Over the past 30 years, we’ve seen the media landscape become increasingly complicated. The rise and rise of digital media formats has driven a need for supporting measurement frameworks and the advertising industry has certainly responded to support clients in this need. Now, as we face the death of the cookie and increasing government scrutiny on privacy more generally it’s time for media agencies to stop marking their own homework and embrace market mix modelling with third parties.

Attribution crunch
Demand for market mix modelling is growing strongly. Why is that? There are a couple of factors at play. The first is that many customers are managing the shift away from multi-touch attribution (MTA) models that can no longer be supported without the cookies that hold them up. While monitoring the customer journey remains important for designing a great customer experience, touchpoints on the customer journey can no longer be used as a reliable stand in for the effectiveness or otherwise of marketing. Market mix modelling can help customers and agencies to remove the noise and uncertainty associated with MTA and see what’s effective in terms of revenue.

Money talks
This brings us to the second reason for the increased interest in market mix modelling. It’s a tough year for marketers. People are being asked to make savings where they can. Without a doubt, the most effective way to identify where savings can be made and incremental growth identified is with market mix modelling. Many customers also find that talking in terms of revenue makes it far easier to convince a finance team that marketing really is creating value.

Expensive mistakes
So where does that leave agencies in all of this? Media agencies play a crucial role in guiding customers through the measurement transition already underway and in helping to identify strategic change in times of pressure; media agencies aren’t just another supplier, they’re a trusted partner. It makes sense for agencies to cash in on this demand by setting up market mix modelling consultancies and building their own solutions, right? Wrong. Here’s why.

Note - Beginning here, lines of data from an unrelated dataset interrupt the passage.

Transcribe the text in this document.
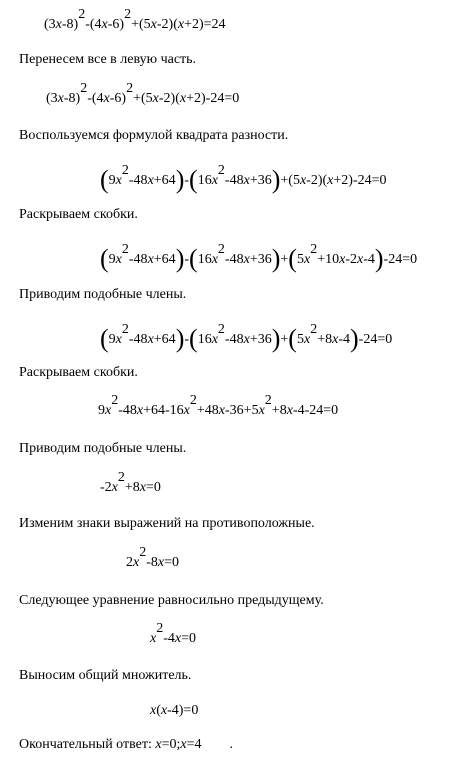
$(3x-8)^2-(4x-6)^2+(5x-2)(x+2)=24$
Перенесем все в левую часть.
$(3x-8)^2-(4x-6)^2+(5x-2)(x+2)-24=0$
Воспользуемся формулой квадрата разности.
$(9x^2-48x+64)-(16x^2-48x+36)+(5x-2)(x+2)-24=0$
Раскрываем скобки.
$(9x^2-48x+64)-(16x^2-48x+36)+(5x^2+10x-2x-4)-24=0$
Приводим подобные члены.
$(9x^2-48x+64)-(16x^2-48x+36)+(5x^2+8x-4)-24=0$
Раскрываем скобки.
$9x^2-48x+64-16x^2+48x-36+5x^2+8x-4-24=0$
Приводим подобные члены.
$-2x^2+8x=0$
Изменим знаки выражений на противоположные.
$2x^2-8x=0$
Следующее уравнение равносильно предыдущему.
$x^2-4x=0$
Выносим общий множитель.
x(x-4)=0
Окончательный ответ: x=0;x=4        .
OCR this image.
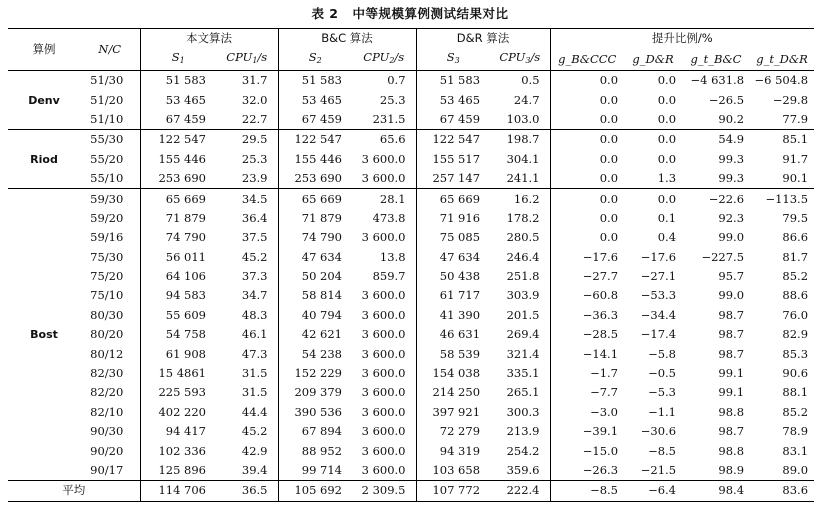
表 2 中等规模算例测试结果对比
算例	N/C	本文算法		B&C 算法		D&R 算法		提升比例/%			
		$S_1$	$CPU_1/s$	$S_2$	$CPU_2/s$	$S_3$	$CPU_3/s$	g_B&CCC	g_D&R	g_t_B&C	g_t_D&R
Denv	51/30	51 583	31.7	51 583	0.7	51 583	0.5	0.0	0.0	−4 631.8	−6 504.8
	51/20	53 465	32.0	53 465	25.3	53 465	24.7	0.0	0.0	−26.5	−29.8
	51/10	67 459	22.7	67 459	231.5	67 459	103.0	0.0	0.0	90.2	77.9
Riod	55/30	122 547	29.5	122 547	65.6	122 547	198.7	0.0	0.0	54.9	85.1
	55/20	155 446	25.3	155 446	3 600.0	155 517	304.1	0.0	0.0	99.3	91.7
	55/10	253 690	23.9	253 690	3 600.0	257 147	241.1	0.0	1.3	99.3	90.1
Bost	59/30	65 669	34.5	65 669	28.1	65 669	16.2	0.0	0.0	−22.6	−113.5
	59/20	71 879	36.4	71 879	473.8	71 916	178.2	0.0	0.1	92.3	79.5
	59/16	74 790	37.5	74 790	3 600.0	75 085	280.5	0.0	0.4	99.0	86.6
	75/30	56 011	45.2	47 634	13.8	47 634	246.4	−17.6	−17.6	−227.5	81.7
	75/20	64 106	37.3	50 204	859.7	50 438	251.8	−27.7	−27.1	95.7	85.2
	75/10	94 583	34.7	58 814	3 600.0	61 717	303.9	−60.8	−53.3	99.0	88.6
	80/30	55 609	48.3	40 794	3 600.0	41 390	201.5	−36.3	−34.4	98.7	76.0
	80/20	54 758	46.1	42 621	3 600.0	46 631	269.4	−28.5	−17.4	98.7	82.9
	80/12	61 908	47.3	54 238	3 600.0	58 539	321.4	−14.1	−5.8	98.7	85.3
	82/30	15 4861	31.5	152 229	3 600.0	154 038	335.1	−1.7	−0.5	99.1	90.6
	82/20	225 593	31.5	209 379	3 600.0	214 250	265.1	−7.7	−5.3	99.1	88.1
	82/10	402 220	44.4	390 536	3 600.0	397 921	300.3	−3.0	−1.1	98.8	85.2
	90/30	94 417	45.2	67 894	3 600.0	72 279	213.9	−39.1	−30.6	98.7	78.9
	90/20	102 336	42.9	88 952	3 600.0	94 319	254.2	−15.0	−8.5	98.8	83.1
	90/17	125 896	39.4	99 714	3 600.0	103 658	359.6	−26.3	−21.5	98.9	89.0
平均		114 706	36.5	105 692	2 309.5	107 772	222.4	−8.5	−6.4	98.4	83.6
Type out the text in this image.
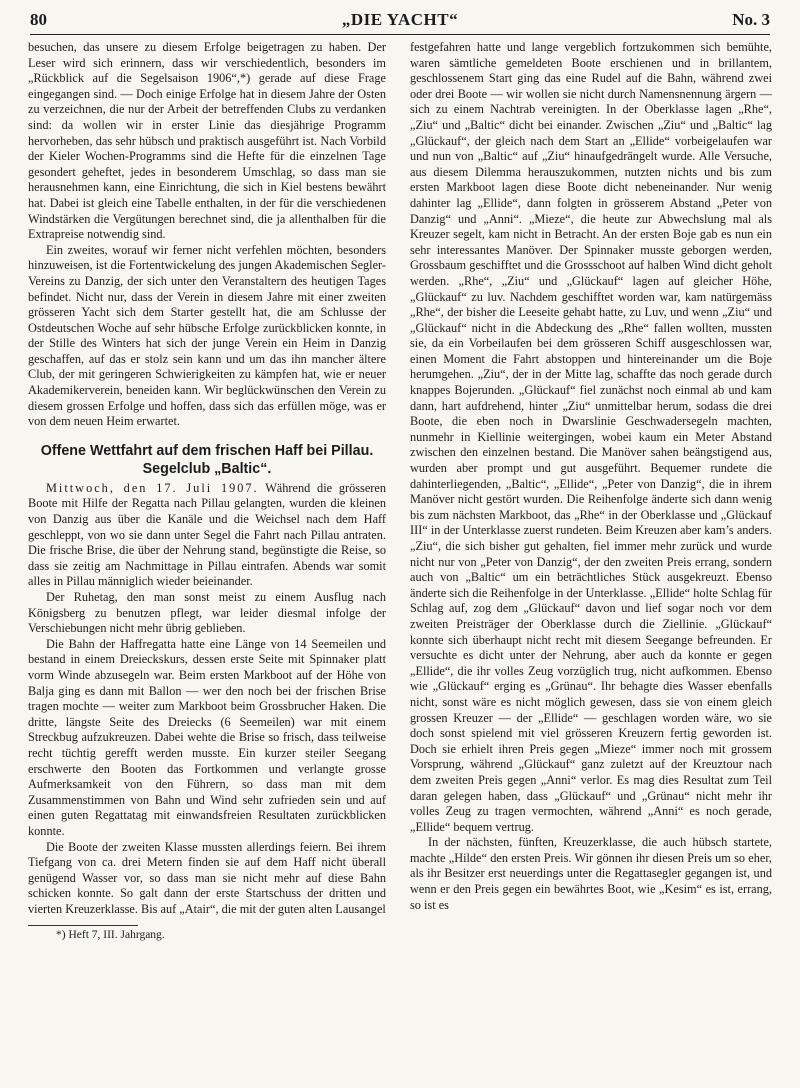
80	„DIE YACHT“	No. 3

besuchen, das unsere zu diesem Erfolge beigetragen zu haben. Der Leser wird sich erinnern, dass wir verschiedentlich, besonders im „Rückblick auf die Segelsaison 1906“,*) gerade auf diese Frage eingegangen sind. — Doch einige Erfolge hat in diesem Jahre der Osten zu verzeichnen, die nur der Arbeit der betreffenden Clubs zu verdanken sind: da wollen wir in erster Linie das diesjährige Programm hervorheben, das sehr hübsch und praktisch ausgeführt ist. Nach Vorbild der Kieler Wochen-Programms sind die Hefte für die einzelnen Tage gesondert geheftet, jedes in besonderem Umschlag, so dass man sie herausnehmen kann, eine Einrichtung, die sich in Kiel bestens bewährt hat. Dabei ist gleich eine Tabelle enthalten, in der für die verschiedenen Windstärken die Vergütungen berechnet sind, die ja allenthalben für die Extrapreise notwendig sind.

Ein zweites, worauf wir ferner nicht verfehlen möchten, besonders hinzuweisen, ist die Fortentwickelung des jungen Akademischen Segler-Vereins zu Danzig, der sich unter den Veranstaltern des heutigen Tages befindet. Nicht nur, dass der Verein in diesem Jahre mit einer zweiten grösseren Yacht sich dem Starter gestellt hat, die am Schlusse der Ostdeutschen Woche auf sehr hübsche Erfolge zurückblicken konnte, in der Stille des Winters hat sich der junge Verein ein Heim in Danzig geschaffen, auf das er stolz sein kann und um das ihn mancher ältere Club, der mit geringeren Schwierigkeiten zu kämpfen hat, wie er neuer Akademikerverein, beneiden kann. Wir beglückwünschen den Verein zu diesem grossen Erfolge und hoffen, dass sich das erfüllen möge, was er von dem neuen Heim erwartet.

Offene Wettfahrt auf dem frischen Haff bei Pillau. Segelclub „Baltic“.

Mittwoch, den 17. Juli 1907. Während die grösseren Boote mit Hilfe der Regatta nach Pillau gelangten, wurden die kleinen von Danzig aus über die Kanäle und die Weichsel nach dem Haff geschleppt, von wo sie dann unter Segel die Fahrt nach Pillau antraten. Die frische Brise, die über der Nehrung stand, begünstigte die Reise, so dass sie zeitig am Nachmittage in Pillau eintrafen. Abends war somit alles in Pillau männiglich wieder beieinander.

Der Ruhetag, den man sonst meist zu einem Ausflug nach Königsberg zu benutzen pflegt, war leider diesmal infolge der Verschiebungen nicht mehr übrig geblieben.

Die Bahn der Haffregatta hatte eine Länge von 14 Seemeilen und bestand in einem Dreieckskurs, dessen erste Seite mit Spinnaker platt vorm Winde abzusegeln war. Beim ersten Markboot auf der Höhe von Balja ging es dann mit Ballon — wer den noch bei der frischen Brise tragen mochte — weiter zum Markboot beim Grossbrucher Haken. Die dritte, längste Seite des Dreiecks (6 Seemeilen) war mit einem Streckbug aufzukreuzen. Dabei wehte die Brise so frisch, dass teilweise recht tüchtig gerefft werden musste. Ein kurzer steiler Seegang erschwerte den Booten das Fortkommen und verlangte grosse Aufmerksamkeit von den Führern, so dass man mit dem Zusammenstimmen von Bahn und Wind sehr zufrieden sein und auf einen guten Regattatag mit einwandsfreien Resultaten zurückblicken konnte.

Die Boote der zweiten Klasse mussten allerdings feiern. Bei ihrem Tiefgang von ca. drei Metern finden sie auf dem Haff nicht überall genügend Wasser vor, so dass man sie nicht mehr auf diese Bahn schicken konnte. So galt dann der erste Startschuss der dritten und vierten Kreuzerklasse. Bis auf „Atair“, die mit der guten alten Lausangel

*) Heft 7, III. Jahrgang.

festgefahren hatte und lange vergeblich fortzukommen sich bemühte, waren sämtliche gemeldeten Boote erschienen und in brillantem, geschlossenem Start ging das eine Rudel auf die Bahn, während zwei oder drei Boote — wir wollen sie nicht durch Namensnennung ärgern — sich zu einem Nachtrab vereinigten. In der Oberklasse lagen „Rhe“, „Ziu“ und „Baltic“ dicht bei einander. Zwischen „Ziu“ und „Baltic“ lag „Glückauf“, der gleich nach dem Start an „Ellide“ vorbeigelaufen war und nun von „Baltic“ auf „Ziu“ hinaufgedrängelt wurde. Alle Versuche, aus diesem Dilemma herauszukommen, nutzten nichts und bis zum ersten Markboot lagen diese Boote dicht nebeneinander. Nur wenig dahinter lag „Ellide“, dann folgten in grösserem Abstand „Peter von Danzig“ und „Anni“. „Mieze“, die heute zur Abwechslung mal als Kreuzer segelt, kam nicht in Betracht. An der ersten Boje gab es nun ein sehr interessantes Manöver. Der Spinnaker musste geborgen werden, Grossbaum geschifftet und die Grossschoot auf halben Wind dicht geholt werden. „Rhe“, „Ziu“ und „Glückauf“ lagen auf gleicher Höhe, „Glückauf“ zu luv. Nachdem geschifftet worden war, kam natürgemäss „Rhe“, der bisher die Leeseite gehabt hatte, zu Luv, und wenn „Ziu“ und „Glückauf“ nicht in die Abdeckung des „Rhe“ fallen wollten, mussten sie, da ein Vorbeilaufen bei dem grösseren Schiff ausgeschlossen war, einen Moment die Fahrt abstoppen und hintereinander um die Boje herumgehen. „Ziu“, der in der Mitte lag, schaffte das noch gerade durch knappes Bojerunden. „Glückauf“ fiel zunächst noch einmal ab und kam dann, hart aufdrehend, hinter „Ziu“ unmittelbar herum, sodass die drei Boote, die eben noch in Dwarslinie Geschwadersegeln machten, nunmehr in Kiellinie weitergingen, wobei kaum ein Meter Abstand zwischen den einzelnen bestand. Die Manöver sahen beängstigend aus, wurden aber prompt und gut ausgeführt. Bequemer rundete die dahinterliegenden, „Baltic“, „Ellide“, „Peter von Danzig“, die in ihrem Manöver nicht gestört wurden. Die Reihenfolge änderte sich dann wenig bis zum nächsten Markboot, das „Rhe“ in der Oberklasse und „Glückauf III“ in der Unterklasse zuerst rundeten. Beim Kreuzen aber kam’s anders. „Ziu“, die sich bisher gut gehalten, fiel immer mehr zurück und wurde nicht nur von „Peter von Danzig“, der den zweiten Preis errang, sondern auch von „Baltic“ um ein beträchtliches Stück ausgekreuzt. Ebenso änderte sich die Reihenfolge in der Unterklasse. „Ellide“ holte Schlag für Schlag auf, zog dem „Glückauf“ davon und lief sogar noch vor dem zweiten Preisträger der Oberklasse durch die Ziellinie. „Glückauf“ konnte sich überhaupt nicht recht mit diesem Seegange befreunden. Er versuchte es dicht unter der Nehrung, aber auch da konnte er gegen „Ellide“, die ihr volles Zeug vorzüglich trug, nicht aufkommen. Ebenso wie „Glückauf“ erging es „Grünau“. Ihr behagte dies Wasser ebenfalls nicht, sonst wäre es nicht möglich gewesen, dass sie von einem gleich grossen Kreuzer — der „Ellide“ — geschlagen worden wäre, wo sie doch sonst spielend mit viel grösseren Kreuzern fertig geworden ist. Doch sie erhielt ihren Preis gegen „Mieze“ immer noch mit grossem Vorsprung, während „Glückauf“ ganz zuletzt auf der Kreuztour nach dem zweiten Preis gegen „Anni“ verlor. Es mag dies Resultat zum Teil daran gelegen haben, dass „Glückauf“ und „Grünau“ nicht mehr ihr volles Zeug zu tragen vermochten, während „Anni“ es noch gerade, „Ellide“ bequem vertrug.

In der nächsten, fünften, Kreuzerklasse, die auch hübsch startete, machte „Hilde“ den ersten Preis. Wir gönnen ihr diesen Preis um so eher, als ihr Besitzer erst neuerdings unter die Regattasegler gegangen ist, und wenn er den Preis gegen ein bewährtes Boot, wie „Kesim“ es ist, errang, so ist es
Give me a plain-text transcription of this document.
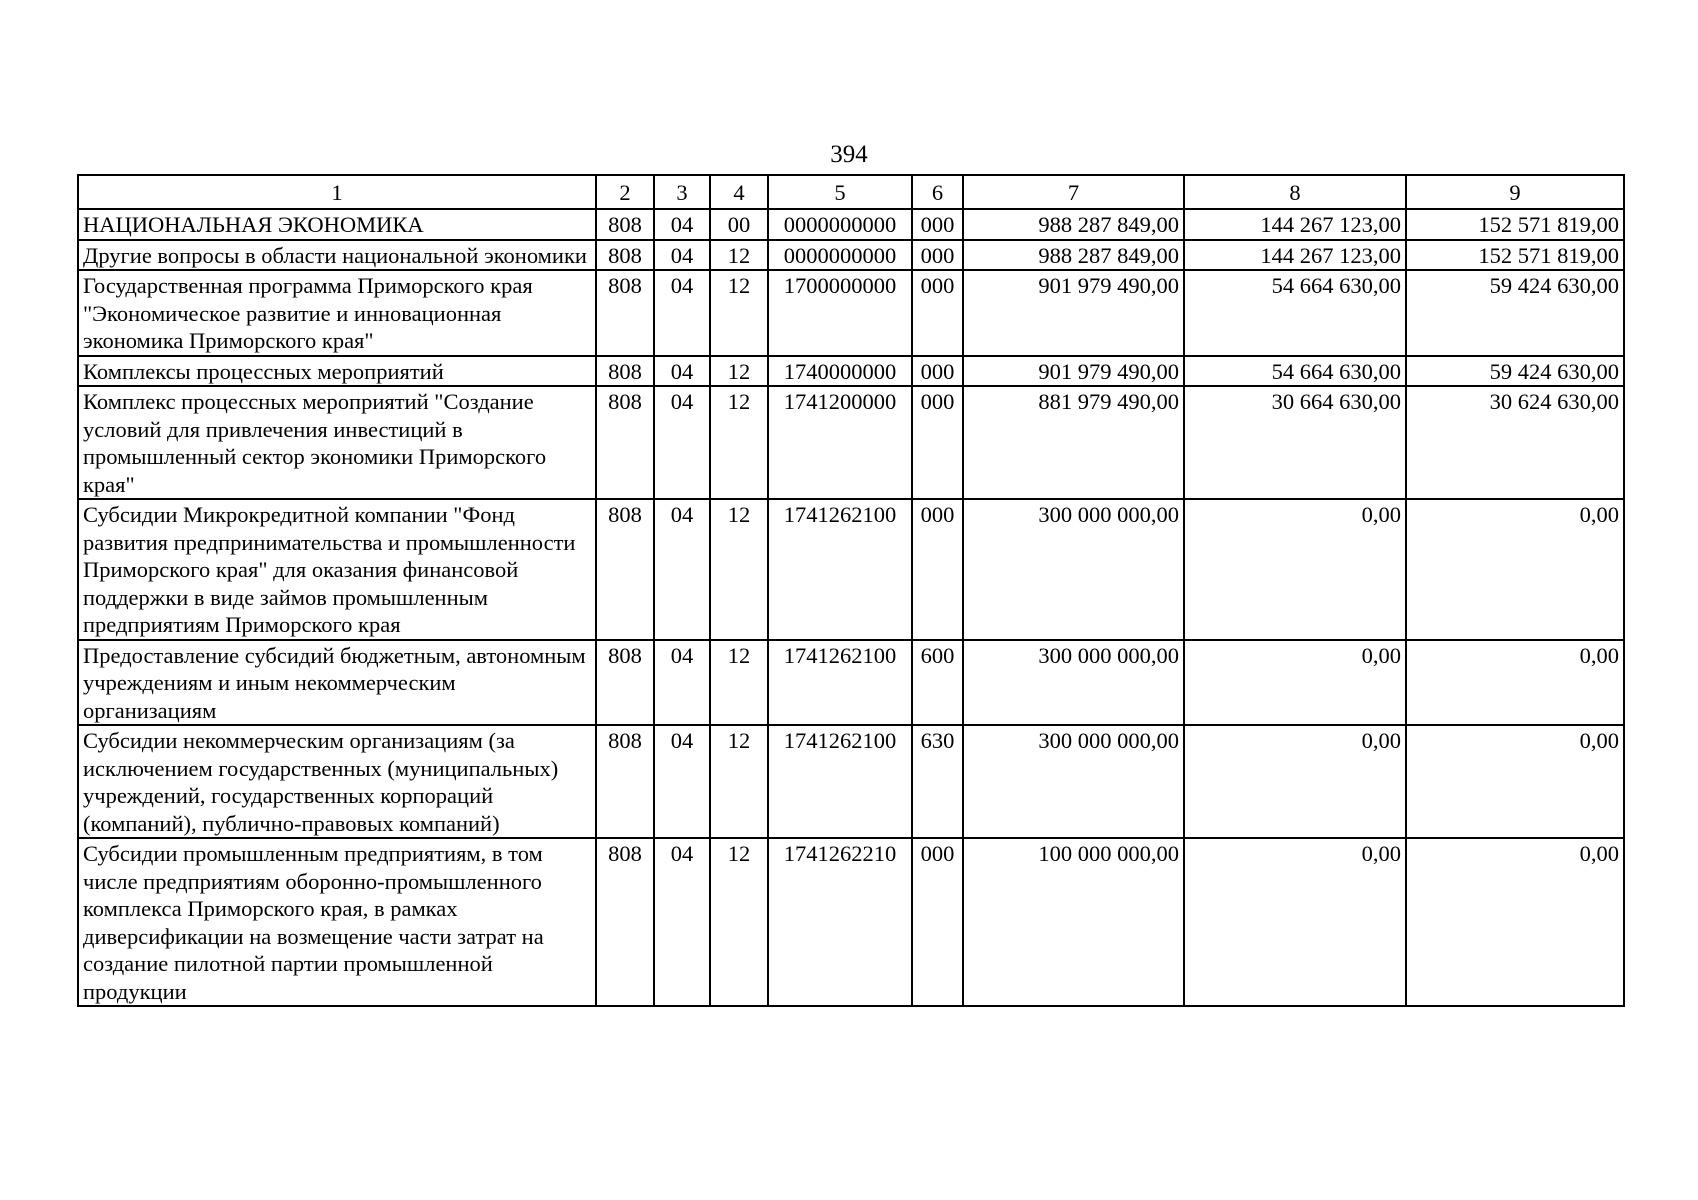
394
1	2	3	4	5	6	7	8	9
НАЦИОНАЛЬНАЯ ЭКОНОМИКА	808	04	00	0000000000	000	988 287 849,00	144 267 123,00	152 571 819,00
Другие вопросы в области национальной экономики	808	04	12	0000000000	000	988 287 849,00	144 267 123,00	152 571 819,00
Государственная программа Приморского края "Экономическое развитие и инновационная экономика Приморского края"	808	04	12	1700000000	000	901 979 490,00	54 664 630,00	59 424 630,00
Комплексы процессных мероприятий	808	04	12	1740000000	000	901 979 490,00	54 664 630,00	59 424 630,00
Комплекс процессных мероприятий "Создание условий для привлечения инвестиций в промышленный сектор экономики Приморского края"	808	04	12	1741200000	000	881 979 490,00	30 664 630,00	30 624 630,00
Субсидии Микрокредитной компании "Фонд развития предпринимательства и промышленности Приморского края" для оказания финансовой поддержки в виде займов промышленным предприятиям Приморского края	808	04	12	1741262100	000	300 000 000,00	0,00	0,00
Предоставление субсидий бюджетным, автономным учреждениям и иным некоммерческим организациям	808	04	12	1741262100	600	300 000 000,00	0,00	0,00
Субсидии некоммерческим организациям (за исключением государственных (муниципальных) учреждений, государственных корпораций (компаний), публично-правовых компаний)	808	04	12	1741262100	630	300 000 000,00	0,00	0,00
Субсидии промышленным предприятиям, в том числе предприятиям оборонно-промышленного комплекса Приморского края, в рамках диверсификации на возмещение части затрат на создание пилотной партии промышленной продукции	808	04	12	1741262210	000	100 000 000,00	0,00	0,00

Firstly, creating great market mix modelling is not a profitable side hustle. Good modelling is hard. Really, really hard. While you may be able to hire the right people to set up a heritage style consultancy that builds bespoke models from the ground up for each customer, it’s not going to be cheap. So, you’re already charging clients an arm and a leg.

In addition, companies like Mutinex have already realised that Saas-based foundational models that can support fast data refresh and learn on the go will outperform static PowerPoint presentations where it really matters: helping customers to get to insights quickly and make decisions. That kind of modelling isn’t just powered by data scientists, but developers and product teams. So, are you a technology company now? You have to ask yourself if you have the chops to pull that off.

Conflicted data
But let’s say you do want to “build” or “buy” so to speak, should you? Media agencies are customer partners in investment. Agencies make recommendations and then implement investment strategies and the performance of the agency is judged partially on the success of those recommendations. It’s one thing to provide customers with the results of their campaigns, but should agencies be responsible for assessing the effectiveness of this work?

Agencies’ own modelling has a valuable role to play, but we also think there is significant value in agencies working with an independent third party to provide market mix modelling. In some cases, modelling is presented as “neutral” in and of itself. Who can argue with data right? But the reality is that all models depend on a set of assumptions. Assumptions can be misleading. And before you know it, your model is biased towards the best interests of the agency and not the customer. It’s just good ethical hygiene to avoid even the perception that the results of a market mix model could be biased in this way.

Marking, not mark-ups
That’s why Atomic 212° and Mutinex have partnered to provide independent market mix modelling services to the former’s customers. There’s a whole other article on why we have chosen each other as partners. The point is that as valued partners, it is the duty of agencies to help customers to the next phase of marketing measurement, but that should not come at the expense of either agency profitability or unbiased reporting. Marketing measurement is changing. Let’s take this as an opportunity to draw the line in the sand and say no more to agencies always marking their own homework.